The next day we visited the Island of Patmos, the home of a small, Russian Orthodox Monastery. This peaceful and simple monastery was moved to the island in 1915 and has a pretty unique story. According to legend, St. John the Evangelist saw two temples floating above the water in a dream. One temple was in the Mediterranean Sea, while the other was located in the distant lands of Altay country. When exploring the Island of Patmos, I took the opportunity to light a candle in prayer and even toss some change into a small pond beneath a religious painting on a rock. Hopefully, my dream to return will come true!

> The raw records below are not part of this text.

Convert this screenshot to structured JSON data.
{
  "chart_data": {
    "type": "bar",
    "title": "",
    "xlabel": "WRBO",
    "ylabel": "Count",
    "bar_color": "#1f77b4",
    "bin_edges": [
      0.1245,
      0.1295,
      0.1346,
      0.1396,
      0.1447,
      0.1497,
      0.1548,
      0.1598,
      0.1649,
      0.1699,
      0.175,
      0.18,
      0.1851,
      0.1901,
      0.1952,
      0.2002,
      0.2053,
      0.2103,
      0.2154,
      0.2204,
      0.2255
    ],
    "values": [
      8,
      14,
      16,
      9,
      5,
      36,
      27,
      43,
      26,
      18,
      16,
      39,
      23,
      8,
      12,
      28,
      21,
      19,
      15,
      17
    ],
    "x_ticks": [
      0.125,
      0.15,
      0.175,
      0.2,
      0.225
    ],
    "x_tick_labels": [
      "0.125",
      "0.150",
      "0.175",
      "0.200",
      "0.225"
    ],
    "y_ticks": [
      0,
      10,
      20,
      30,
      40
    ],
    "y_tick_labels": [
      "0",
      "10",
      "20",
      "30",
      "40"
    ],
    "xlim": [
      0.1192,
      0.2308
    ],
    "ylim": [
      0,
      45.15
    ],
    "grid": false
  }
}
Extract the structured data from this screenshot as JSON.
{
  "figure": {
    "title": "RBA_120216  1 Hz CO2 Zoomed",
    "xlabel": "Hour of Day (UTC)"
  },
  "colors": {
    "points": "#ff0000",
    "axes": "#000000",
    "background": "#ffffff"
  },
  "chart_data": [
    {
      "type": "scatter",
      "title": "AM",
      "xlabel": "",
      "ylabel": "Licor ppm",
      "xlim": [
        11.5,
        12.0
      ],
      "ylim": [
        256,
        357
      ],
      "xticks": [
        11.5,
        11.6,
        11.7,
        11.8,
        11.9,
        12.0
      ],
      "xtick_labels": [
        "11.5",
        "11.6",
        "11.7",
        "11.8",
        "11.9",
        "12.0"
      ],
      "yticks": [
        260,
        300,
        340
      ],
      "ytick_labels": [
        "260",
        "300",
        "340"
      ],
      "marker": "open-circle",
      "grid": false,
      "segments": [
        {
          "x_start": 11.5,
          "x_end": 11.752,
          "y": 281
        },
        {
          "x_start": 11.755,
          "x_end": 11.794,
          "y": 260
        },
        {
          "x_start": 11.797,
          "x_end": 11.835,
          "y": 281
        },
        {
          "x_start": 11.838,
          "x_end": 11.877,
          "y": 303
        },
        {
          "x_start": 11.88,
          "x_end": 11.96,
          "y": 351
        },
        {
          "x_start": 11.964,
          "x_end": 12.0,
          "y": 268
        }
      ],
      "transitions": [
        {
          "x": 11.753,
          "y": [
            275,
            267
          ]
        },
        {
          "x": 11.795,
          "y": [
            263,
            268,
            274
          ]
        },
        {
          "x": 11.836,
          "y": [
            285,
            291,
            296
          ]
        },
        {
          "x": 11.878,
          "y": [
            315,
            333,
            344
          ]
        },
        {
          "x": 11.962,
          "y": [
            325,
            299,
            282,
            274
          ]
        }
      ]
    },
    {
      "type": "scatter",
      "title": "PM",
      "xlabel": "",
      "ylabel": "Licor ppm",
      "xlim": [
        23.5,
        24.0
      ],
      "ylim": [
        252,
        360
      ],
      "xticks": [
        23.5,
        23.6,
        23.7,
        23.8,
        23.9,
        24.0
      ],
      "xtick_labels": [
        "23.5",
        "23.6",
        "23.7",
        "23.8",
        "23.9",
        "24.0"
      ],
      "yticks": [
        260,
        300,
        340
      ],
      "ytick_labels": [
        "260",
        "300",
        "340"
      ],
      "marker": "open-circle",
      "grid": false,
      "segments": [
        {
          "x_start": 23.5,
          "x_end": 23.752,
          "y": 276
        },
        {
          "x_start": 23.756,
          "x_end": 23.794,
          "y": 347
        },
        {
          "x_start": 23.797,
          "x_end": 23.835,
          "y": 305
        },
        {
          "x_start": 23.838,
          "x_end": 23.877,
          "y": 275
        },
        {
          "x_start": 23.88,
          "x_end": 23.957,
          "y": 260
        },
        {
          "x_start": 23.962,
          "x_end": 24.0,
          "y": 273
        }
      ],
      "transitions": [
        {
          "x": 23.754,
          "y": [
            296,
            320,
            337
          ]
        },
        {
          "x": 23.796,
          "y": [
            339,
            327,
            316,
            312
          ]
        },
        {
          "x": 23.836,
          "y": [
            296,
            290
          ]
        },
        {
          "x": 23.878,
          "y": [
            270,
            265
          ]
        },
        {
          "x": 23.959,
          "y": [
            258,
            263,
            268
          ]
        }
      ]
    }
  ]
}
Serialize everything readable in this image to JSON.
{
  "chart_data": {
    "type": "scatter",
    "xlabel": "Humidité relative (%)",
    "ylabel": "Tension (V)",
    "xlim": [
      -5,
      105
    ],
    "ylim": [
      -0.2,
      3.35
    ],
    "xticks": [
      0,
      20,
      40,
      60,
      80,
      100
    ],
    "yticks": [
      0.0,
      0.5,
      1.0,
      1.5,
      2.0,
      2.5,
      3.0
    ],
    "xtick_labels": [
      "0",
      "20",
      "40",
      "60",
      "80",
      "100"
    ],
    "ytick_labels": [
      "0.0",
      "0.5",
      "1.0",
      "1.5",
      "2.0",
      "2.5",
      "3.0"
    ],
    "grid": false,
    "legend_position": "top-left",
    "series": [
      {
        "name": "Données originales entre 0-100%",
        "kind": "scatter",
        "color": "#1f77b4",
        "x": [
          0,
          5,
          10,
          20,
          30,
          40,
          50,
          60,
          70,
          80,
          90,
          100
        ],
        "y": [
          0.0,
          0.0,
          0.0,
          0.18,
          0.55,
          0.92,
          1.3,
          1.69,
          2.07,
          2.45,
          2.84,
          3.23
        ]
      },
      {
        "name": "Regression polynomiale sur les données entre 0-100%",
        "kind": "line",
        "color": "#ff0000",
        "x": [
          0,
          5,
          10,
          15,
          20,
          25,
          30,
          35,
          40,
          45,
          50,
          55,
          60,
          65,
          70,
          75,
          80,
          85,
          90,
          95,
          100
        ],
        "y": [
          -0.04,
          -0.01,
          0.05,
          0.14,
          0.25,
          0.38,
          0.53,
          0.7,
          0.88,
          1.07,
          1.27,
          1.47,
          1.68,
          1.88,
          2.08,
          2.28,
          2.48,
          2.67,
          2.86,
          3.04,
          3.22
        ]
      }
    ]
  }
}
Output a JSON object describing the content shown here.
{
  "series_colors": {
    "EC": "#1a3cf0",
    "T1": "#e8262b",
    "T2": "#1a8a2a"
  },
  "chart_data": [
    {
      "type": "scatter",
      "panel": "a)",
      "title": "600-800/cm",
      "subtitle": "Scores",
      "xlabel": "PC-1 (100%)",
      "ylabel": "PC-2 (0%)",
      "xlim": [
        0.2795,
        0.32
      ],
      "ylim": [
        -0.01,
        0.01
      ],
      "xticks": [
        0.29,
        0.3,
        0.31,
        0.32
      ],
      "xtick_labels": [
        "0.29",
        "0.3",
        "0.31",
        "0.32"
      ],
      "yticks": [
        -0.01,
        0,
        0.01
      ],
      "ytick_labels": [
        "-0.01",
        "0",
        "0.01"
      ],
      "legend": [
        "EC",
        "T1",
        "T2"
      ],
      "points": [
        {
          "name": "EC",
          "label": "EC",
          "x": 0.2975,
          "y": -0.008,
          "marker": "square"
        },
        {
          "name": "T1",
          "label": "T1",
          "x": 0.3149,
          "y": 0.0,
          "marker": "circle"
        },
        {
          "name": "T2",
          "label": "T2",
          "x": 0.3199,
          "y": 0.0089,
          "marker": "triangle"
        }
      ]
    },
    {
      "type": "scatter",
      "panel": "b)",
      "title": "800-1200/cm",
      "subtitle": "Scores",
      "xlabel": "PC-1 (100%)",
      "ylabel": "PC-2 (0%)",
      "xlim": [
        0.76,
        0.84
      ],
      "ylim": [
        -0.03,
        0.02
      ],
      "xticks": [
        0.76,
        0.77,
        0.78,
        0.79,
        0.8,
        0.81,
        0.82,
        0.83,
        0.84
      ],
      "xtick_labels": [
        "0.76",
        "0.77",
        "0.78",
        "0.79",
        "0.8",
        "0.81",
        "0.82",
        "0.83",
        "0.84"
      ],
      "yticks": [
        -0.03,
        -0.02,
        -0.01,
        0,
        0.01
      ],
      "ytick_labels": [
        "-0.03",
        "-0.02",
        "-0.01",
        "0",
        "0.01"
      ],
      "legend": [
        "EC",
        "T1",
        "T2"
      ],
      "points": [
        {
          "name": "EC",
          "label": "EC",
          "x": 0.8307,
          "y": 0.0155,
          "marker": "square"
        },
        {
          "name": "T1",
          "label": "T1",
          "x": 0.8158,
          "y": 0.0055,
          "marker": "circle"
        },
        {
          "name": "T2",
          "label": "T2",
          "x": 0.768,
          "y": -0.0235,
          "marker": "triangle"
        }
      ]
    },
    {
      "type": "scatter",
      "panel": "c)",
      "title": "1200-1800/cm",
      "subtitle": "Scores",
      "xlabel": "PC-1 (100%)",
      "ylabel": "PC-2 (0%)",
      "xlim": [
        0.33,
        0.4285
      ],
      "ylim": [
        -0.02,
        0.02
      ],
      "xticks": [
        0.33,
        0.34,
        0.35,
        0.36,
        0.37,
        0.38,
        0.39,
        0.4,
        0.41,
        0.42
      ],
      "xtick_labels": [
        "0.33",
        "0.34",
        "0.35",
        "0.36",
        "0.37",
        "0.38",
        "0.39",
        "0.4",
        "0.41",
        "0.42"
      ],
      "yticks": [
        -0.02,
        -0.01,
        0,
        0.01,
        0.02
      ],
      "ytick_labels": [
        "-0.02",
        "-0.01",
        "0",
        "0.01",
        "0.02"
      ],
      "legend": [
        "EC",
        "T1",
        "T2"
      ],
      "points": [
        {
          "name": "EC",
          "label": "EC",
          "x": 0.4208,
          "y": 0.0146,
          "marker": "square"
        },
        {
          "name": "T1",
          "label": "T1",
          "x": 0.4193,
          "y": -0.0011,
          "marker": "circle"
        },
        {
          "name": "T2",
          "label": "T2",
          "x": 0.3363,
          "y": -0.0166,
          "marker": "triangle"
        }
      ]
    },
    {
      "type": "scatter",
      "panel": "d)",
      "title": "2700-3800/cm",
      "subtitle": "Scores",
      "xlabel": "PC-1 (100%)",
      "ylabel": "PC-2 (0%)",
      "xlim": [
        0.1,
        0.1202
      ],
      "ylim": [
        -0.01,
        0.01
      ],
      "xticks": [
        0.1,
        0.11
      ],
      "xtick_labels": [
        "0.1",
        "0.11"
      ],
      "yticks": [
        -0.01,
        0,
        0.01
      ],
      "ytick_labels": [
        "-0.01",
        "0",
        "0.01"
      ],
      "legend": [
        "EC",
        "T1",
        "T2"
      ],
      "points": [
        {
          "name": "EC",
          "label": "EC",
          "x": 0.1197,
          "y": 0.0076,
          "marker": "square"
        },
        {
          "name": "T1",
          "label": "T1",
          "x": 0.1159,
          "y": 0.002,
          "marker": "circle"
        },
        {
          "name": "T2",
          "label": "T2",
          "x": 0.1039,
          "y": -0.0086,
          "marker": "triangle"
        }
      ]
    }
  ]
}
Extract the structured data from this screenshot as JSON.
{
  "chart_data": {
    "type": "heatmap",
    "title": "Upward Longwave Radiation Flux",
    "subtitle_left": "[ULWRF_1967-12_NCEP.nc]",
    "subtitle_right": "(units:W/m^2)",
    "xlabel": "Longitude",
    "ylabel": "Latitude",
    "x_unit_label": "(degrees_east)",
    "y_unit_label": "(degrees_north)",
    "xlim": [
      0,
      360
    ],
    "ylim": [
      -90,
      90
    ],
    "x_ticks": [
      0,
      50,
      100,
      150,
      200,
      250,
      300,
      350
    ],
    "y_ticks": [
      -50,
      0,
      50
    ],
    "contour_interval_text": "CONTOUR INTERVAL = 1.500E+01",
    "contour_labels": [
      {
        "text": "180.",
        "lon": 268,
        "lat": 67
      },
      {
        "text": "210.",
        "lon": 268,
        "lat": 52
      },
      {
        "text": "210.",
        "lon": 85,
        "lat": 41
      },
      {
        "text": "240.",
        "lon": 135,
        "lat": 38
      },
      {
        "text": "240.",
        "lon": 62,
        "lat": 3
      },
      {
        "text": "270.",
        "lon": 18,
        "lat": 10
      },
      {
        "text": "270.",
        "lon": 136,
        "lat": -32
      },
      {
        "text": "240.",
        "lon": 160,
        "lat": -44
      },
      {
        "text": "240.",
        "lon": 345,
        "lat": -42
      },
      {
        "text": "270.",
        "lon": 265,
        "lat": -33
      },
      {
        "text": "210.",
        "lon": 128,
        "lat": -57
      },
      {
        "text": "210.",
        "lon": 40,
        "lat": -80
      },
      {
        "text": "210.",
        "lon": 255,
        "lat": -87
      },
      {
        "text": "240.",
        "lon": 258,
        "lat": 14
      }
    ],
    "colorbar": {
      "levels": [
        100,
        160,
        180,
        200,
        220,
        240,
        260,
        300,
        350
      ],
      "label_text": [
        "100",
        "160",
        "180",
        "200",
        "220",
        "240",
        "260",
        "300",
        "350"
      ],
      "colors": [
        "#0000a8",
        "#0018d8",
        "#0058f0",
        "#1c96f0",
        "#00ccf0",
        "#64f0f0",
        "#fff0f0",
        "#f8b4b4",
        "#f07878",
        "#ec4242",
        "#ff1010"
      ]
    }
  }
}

 The entire group greatly enjoyed learning the history of this tranquil and spiritual gem but the real thrill came through crossing a 60-foot wire cable suspension bridge. Not only did the bridge sway but also it crossed over the large and well-known River of Katun. Surrounded by beautiful mountains, tons of small shops and Mother Nature, we continued for a scenic hike along the banks of the river until we reached our bus. This excursion was especially unique because it provided an opportunity to learn about the religious aspect of what the Russian Orthodox Church means to the Russian people. 

Nature Park "Uch-Enmek"   

The last major stop we made during the weekend trip was horse-back riding through the sacred "Uch-Enmek" Park, which is a nature preserve located in the traditional Altaian area. This particular activity may have been the highlight of the entire trip for me. Having forgotten to pack pants, I was fortunate to be given a park ranger uniform to wear for the day! The park rangers were exceptionally kind and thoughtful and I appreciated their help.

The day consisted of riding horses through dense woods and up the steep slopes, lunch on top of a sacred mountain, and incredible views through untouched nature. Riding the horses alone was an incredible experience, but learning about some of the local Altaian ideology and traditions was even more fascinating. For example, when our group reached the sacred lake of Aru-Kem, all of the men were directed to take off their hats so they could gain wisdom. As for the women, they were directed to cover their heads and wear their layers of clothing in order to keep their bodies warm and healthy for future child bearing. Another tradition we learned of occurred when we were about to eat lunch. It is local tradition to toss some of the cooked food into the campfire as a sacrifice to the fire god before eating.

All of these amazing experiences truly set this weekend trip apart from the others. I have come to realize that this mysterious land is a living spirit – not just beautiful mountains, forests, lakes and rivers. I witnessed this spirit in the Altaian people, their culture, and their harmony with nature.